On 2015/08/28 10:36 AM, Sebastian Berg wrote:
If you don't mind the extra dependency or licensing and this is an issue for you, you can try pyfftw (there are likely other similar projects) which wraps fftw and does not have this problem as far as I know. It exposes a numpy-like interface.

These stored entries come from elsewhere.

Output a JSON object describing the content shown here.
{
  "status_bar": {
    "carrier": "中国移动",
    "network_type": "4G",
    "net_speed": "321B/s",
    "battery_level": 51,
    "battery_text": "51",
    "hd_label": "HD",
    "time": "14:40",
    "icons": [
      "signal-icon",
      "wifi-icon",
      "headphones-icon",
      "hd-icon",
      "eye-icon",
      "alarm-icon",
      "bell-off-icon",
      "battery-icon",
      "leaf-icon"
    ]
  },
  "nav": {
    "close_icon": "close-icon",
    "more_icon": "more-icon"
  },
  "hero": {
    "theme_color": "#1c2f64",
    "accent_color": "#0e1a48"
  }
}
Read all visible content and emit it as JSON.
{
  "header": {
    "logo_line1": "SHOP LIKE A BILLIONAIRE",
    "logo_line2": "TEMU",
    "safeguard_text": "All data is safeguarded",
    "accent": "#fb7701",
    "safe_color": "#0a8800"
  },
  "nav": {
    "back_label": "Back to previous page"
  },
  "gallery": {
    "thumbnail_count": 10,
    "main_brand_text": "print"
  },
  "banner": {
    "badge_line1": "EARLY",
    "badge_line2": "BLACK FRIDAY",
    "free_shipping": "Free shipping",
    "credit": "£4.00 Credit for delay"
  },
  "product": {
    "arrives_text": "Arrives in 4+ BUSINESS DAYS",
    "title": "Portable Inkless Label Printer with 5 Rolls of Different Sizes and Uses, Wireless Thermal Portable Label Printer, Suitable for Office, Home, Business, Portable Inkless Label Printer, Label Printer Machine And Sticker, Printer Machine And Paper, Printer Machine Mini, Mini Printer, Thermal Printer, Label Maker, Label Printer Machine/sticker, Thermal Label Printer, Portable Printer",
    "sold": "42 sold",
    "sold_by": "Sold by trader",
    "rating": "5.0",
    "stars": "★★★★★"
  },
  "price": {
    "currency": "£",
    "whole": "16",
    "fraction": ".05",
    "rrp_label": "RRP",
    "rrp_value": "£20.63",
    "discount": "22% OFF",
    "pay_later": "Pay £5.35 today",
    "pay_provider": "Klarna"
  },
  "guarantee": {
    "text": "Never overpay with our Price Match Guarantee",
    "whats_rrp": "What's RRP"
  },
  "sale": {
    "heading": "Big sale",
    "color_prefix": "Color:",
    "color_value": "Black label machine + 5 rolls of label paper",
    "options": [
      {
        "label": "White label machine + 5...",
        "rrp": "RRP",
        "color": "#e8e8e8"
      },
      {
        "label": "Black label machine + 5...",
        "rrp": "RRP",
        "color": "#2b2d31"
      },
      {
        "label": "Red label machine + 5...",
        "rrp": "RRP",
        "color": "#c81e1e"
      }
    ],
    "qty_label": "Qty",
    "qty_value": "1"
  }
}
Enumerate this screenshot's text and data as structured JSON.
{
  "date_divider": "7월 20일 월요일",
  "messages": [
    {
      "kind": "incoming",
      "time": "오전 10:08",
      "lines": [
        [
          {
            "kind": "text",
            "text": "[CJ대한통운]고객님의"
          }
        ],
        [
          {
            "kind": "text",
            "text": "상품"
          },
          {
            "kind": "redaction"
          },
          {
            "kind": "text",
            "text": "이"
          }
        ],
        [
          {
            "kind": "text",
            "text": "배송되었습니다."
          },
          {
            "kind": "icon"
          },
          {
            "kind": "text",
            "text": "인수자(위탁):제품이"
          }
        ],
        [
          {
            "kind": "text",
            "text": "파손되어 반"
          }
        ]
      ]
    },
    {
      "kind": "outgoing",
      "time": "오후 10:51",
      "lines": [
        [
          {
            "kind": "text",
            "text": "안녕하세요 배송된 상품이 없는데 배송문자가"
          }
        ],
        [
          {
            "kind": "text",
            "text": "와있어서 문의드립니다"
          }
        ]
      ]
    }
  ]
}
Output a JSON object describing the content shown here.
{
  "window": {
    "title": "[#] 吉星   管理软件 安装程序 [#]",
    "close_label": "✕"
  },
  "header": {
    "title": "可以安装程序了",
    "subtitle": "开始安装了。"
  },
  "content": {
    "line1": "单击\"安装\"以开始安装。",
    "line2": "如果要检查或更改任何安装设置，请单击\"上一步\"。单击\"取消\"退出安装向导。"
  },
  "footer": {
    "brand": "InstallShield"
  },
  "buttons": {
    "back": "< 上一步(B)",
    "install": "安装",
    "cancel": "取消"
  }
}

Sort of; that interface returns a function, not the result. fftw is still an fft algorithm, so it is still subject to a huge difference in run time depending on how the input array can be factored. Furthermore, it gets its speed by figuring out how to optimize a calculation for a given size of input array. That initial optimization can be very slow. The overall speed gain is realized only when one saves the result of that optimization, and applies it to many calculations on arrays of the same size. Eric
- sebastian
On Fr, 2015-08-28 at 19:13 +0000, Joseph Codadeen wrote:
Great, thanks Stefan and everyone.
From: stefanv@berkeley.edu To: numpy-discussion@scipy.org Date: Fri, 28 Aug 2015 12:03:52 -0700 Subject: Re: [Numpy-discussion] Numpy FFT.FFT slow with certain samples
On 2015-08-28 11:51:47, Joseph Codadeen
wrote: my_1_minute_noise_with_gaps_truncated - Array len is 2646070my_1_minute_noise_with_gaps - Array len is 2649674
In [6]: from sympy import factorint In [7]: max(factorint(2646070)) Out[7]: 367 In [8]: max(factorint(2649674)) Out[8]: 1324837
Those numbers give you some indication of how long the FFT will take to compute.